The equation $x^3-2=0$ is irreducible over $\mathbb{Q}$. If $\alpha$ is a root and $\omega$ is a primitive 3rd root of 1, then $\mathbb{Q}(\alpha,\omega)$ is the minimal spliting field of $x^3-2=0$ over $\mathbb{Q}$. Since $[\mathbb{Q}(\alpha,\omega):\mathbb{Q}]=6$, the Galois group of this extension (or the Galois group of $x^3-2=0$ over $\mathbb{Q}$) is $S_3$.

Since $[\mathbb{Q}(\alpha,\omega):\mathbb{Q}(\omega)]=3$, the Galois group of the equation over $\mathbb{Q}(\omega)$ is a cyclic subgroup of $S_3$ of order 3.

Question: Which of the 3-cycles of $S_3$ is the generator of this cyclic group?

The Galois group $Gal(\mathbb{Q}(\alpha,\omega)/\mathbb{Q})$ contains the six automorphisms below (where each $\sigma_i$ fixes $\mathbb{Q}$):
$$\begin{matrix} \sigma_1(\alpha)=\alpha & \sigma_1(\omega)=\omega \\ \sigma_2(\alpha)=\alpha\omega & \sigma_2(\omega)=\omega \\ \sigma_3(\alpha)=\alpha\omega^2 & \sigma_3(\omega)=\omega \\ \sigma_4(\alpha)=\alpha & \sigma_4(\omega)=\omega^2 \\ \sigma_5(\alpha)=\alpha\omega & \sigma_5(\omega)=\omega^2 \\ \sigma_6(\alpha)=\alpha\omega^2 & \sigma_6(\omega)=\omega^2 \end{matrix}$$
These automorphisms are obtained by noting that any $\sigma\in Gal(\mathbb{Q}(\alpha,\omega)/\mathbb{Q})$ must send $\alpha$ to another root of $x^3-2$ and $\omega$ to another root of $x^2+x+1$ (these polynomials are the minimum polynomials of $\alpha$ and $\omega$ respectively).
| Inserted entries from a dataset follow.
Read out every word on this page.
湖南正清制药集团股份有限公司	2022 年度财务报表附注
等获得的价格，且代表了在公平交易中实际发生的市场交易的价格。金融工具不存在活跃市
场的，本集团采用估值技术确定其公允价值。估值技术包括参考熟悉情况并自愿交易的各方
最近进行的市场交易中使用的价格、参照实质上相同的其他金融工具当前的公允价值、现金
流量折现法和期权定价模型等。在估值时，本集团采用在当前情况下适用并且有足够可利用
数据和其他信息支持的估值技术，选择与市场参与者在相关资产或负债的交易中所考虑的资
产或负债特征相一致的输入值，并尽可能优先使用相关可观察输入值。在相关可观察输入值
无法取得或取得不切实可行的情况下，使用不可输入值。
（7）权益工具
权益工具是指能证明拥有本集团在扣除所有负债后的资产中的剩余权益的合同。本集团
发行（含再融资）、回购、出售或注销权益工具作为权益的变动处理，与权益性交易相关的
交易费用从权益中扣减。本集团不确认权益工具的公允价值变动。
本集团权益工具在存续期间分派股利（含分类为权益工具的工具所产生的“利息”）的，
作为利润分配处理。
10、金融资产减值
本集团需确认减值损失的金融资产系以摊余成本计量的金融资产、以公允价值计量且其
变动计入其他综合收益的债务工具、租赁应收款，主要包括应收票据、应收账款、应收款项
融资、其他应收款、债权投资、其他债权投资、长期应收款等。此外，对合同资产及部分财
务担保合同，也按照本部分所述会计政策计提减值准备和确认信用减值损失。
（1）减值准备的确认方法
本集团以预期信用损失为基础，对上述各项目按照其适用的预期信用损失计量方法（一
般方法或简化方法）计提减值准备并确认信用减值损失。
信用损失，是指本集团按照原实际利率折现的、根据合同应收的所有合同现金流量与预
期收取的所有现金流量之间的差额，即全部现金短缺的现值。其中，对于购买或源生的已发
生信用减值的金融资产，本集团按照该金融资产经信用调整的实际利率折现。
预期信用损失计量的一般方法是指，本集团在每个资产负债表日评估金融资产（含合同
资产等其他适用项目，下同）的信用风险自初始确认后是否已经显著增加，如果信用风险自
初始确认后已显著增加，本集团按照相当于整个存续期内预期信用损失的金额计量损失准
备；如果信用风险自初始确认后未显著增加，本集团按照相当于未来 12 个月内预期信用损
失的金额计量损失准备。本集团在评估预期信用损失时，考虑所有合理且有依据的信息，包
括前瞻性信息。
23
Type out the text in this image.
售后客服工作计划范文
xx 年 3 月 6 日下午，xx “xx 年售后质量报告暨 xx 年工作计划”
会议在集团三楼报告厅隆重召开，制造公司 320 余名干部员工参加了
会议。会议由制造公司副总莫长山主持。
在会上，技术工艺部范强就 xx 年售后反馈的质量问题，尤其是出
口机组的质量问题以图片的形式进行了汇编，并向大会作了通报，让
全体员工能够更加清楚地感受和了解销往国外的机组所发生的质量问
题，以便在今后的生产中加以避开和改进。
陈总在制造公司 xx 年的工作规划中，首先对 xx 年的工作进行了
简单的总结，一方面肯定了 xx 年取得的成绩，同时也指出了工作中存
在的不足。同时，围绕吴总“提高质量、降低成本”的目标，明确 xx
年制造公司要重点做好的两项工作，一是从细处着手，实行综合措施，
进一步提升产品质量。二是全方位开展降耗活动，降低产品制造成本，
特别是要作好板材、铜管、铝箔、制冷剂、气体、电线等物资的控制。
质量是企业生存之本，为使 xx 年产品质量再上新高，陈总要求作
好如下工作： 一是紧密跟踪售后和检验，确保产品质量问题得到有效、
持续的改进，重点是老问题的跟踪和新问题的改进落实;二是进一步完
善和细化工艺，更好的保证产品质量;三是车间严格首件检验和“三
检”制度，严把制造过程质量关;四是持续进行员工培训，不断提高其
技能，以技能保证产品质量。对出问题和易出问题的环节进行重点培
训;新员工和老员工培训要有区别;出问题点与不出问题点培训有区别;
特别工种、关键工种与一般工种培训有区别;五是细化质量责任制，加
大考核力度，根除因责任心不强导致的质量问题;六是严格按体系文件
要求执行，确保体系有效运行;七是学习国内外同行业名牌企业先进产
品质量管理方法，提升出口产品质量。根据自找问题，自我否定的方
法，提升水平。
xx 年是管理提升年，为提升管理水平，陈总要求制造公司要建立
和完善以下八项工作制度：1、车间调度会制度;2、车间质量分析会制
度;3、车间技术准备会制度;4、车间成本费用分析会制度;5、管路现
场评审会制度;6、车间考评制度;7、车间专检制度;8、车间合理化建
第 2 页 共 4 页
To see the isomorphism between this group and $S_3$ we look at how the roots of $x^3-2$ are permuted by the automorphisms. Let $(\alpha,\alpha\omega,\alpha\omega^2)$ correspond to $(1,2,3)$. Then calculating $\sigma_i(\alpha),\sigma_i(\alpha\omega),$ and $\sigma_i(\alpha\omega^2)$ we get the following map between the $\sigma_i$'s and $S_3$:
$$\sigma_1 \mapsto (1) \\ \sigma_2\mapsto (1,2,3) \\ \sigma_3\mapsto (1,3,2) \\ \sigma_4\mapsto (2,3) \\ \sigma_5 \mapsto (1,2) \\ \sigma_6\mapsto (1,3)$$
The subgroup of the Galois group that corresponds to the subfield $\mathbb{Q}(\alpha,\omega):\mathbb{Q}(\omega)$ is then the subgroup of order three containing $\sigma_1, \sigma_2, \sigma_3$. This subgroup is generated by either $\sigma_2$ or $\sigma_3$ (i.e. $\langle \sigma_2 \rangle = \langle \sigma_3 \rangle$).